Crying when alone doesn’t seem to help much with physical pain relief, either, as one study found. People who were induced to feel sad (watching a sad video) and cried fared no better with pain from electric shocks or from the cold-water test than those who didn’t cry when sad.

While studies find mixed benefits for crying when one is alone, there is ample evidence to show that crying around others can provide social benefits, helping to foster warmer, more caring interactions.

The interpersonal benefits of crying

When we cry, we are sending out a distress call of sorts to those around us, letting them know we’re overwhelmed. Tears naturally stimulate care and empathy in others, making them feel more connected to us and wanting to help. Even strangers or outsiders who cry seem warmer and closer to us, invoking our sense of care for them and encouraging our altruistic tendencies.

Shedding tears can also make other people see us as less threatening, making it easier to like us. Crying can help during interpersonal transgressions, too, as it signifys that someone is truly remorseful. For example, in one study, people who saw someone crying while offering a public apology had greater empathy for the person, thought better of them, and felt more satisfied by the apology. They also believed the tearful apologizer would be less likely to offend again. Similarly, parents who see transgressing children cry are more likely to forgive and trust them to do better next time.

Crying may earn you more trust from others in other situations, too, as one study found. People in a lab who played a “trust game”—which involves trusting a stranger to reciprocate generosity—were more apt to share resources with a potential trustee if that person’s face showed tears versus no tears. However, in the same study, when people played a “dictator game”—where one person makes a take-it-or-leave-it offer to another player—they showed no preference for teary faces. The authors conclude that crying may make someone appear more trustworthy, but that won’t necessarily induce the person witnessing the crying to be altruistic.

While a lot of research on crying has been done in Western countries, one large-scale study was done with over 7,000 people from 41 countries, giving a more universal look at crying’s purpose. Researchers showed participants faces with or without digitally added tears and asked how they felt about the person pictured. In all cases, faces with tears elicited a stronger intention to offer comfort to the person than faces without tears. People felt warmer, more empathic toward, and more connected to someone who appeared to be crying than someone who wasn’t, regardless of their gender, country of origin, or other factors involved.

Clearly, crying affects people in positive ways, though individual factors influence the strength of those effects. In the international study above, more empathic people tended to feel the warm, caring effects more strongly than those who were less empathic. Group membership mattered, too: We tend to view crying people from our own groups more warmly than weepy “outsiders.” Yet, even in those latter cases, tears still affected people, pulling on their heartstrings.

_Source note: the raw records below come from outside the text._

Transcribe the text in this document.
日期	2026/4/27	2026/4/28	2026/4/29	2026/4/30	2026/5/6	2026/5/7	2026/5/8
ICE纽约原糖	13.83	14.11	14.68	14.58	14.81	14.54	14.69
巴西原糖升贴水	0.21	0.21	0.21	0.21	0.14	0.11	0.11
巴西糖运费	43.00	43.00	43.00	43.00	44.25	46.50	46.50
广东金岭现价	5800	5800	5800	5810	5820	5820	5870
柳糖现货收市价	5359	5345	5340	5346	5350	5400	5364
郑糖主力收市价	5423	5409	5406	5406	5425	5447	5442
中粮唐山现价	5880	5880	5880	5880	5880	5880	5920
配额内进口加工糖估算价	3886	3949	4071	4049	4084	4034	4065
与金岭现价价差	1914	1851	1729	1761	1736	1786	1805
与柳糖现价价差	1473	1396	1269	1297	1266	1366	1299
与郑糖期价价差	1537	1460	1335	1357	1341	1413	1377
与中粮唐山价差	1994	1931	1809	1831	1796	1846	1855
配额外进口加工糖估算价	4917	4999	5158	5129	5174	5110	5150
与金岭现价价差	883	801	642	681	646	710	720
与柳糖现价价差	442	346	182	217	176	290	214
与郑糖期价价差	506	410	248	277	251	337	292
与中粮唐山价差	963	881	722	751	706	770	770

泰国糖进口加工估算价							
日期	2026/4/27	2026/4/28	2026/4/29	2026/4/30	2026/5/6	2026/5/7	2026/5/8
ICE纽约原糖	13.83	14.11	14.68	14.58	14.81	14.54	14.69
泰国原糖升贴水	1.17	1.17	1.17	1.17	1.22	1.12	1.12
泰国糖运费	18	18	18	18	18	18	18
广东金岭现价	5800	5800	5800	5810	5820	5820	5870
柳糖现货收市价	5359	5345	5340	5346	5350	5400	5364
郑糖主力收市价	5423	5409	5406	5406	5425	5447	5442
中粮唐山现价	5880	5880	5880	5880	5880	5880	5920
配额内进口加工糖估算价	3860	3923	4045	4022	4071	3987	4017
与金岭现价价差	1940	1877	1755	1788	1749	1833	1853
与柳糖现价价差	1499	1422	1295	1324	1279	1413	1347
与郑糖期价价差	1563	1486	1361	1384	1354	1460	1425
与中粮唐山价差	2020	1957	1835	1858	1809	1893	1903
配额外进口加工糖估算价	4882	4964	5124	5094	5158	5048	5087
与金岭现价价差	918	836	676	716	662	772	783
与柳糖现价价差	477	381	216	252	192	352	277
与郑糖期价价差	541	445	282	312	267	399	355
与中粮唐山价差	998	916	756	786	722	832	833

Context does matter when it comes to how people respond to crying, though—as does intent. A man bawling at work may be viewed less positively than a man crying at a funeral, for example, and may elicit less sympathy. Likewise, if someone thinks you’re shedding tears in order to gain something from them—to manipulate them in some way—they’re less likely to feel warmly toward you or want to help. And, while crying may make people feel better about you in many ways, it can make people think of you as less competent in some cases, especially if your reasons for crying are ambiguous.

Still, according to the studies to date, your reputation won’t take a hit if you cry. And, overall, the research is pretty clear that crying is generally good for social bonding. Not only will you likely feel better and draw support from others, you will make it safer for them to do the same. That could begin a more general cycle of kindness and care—and so create a more compassionate society for all.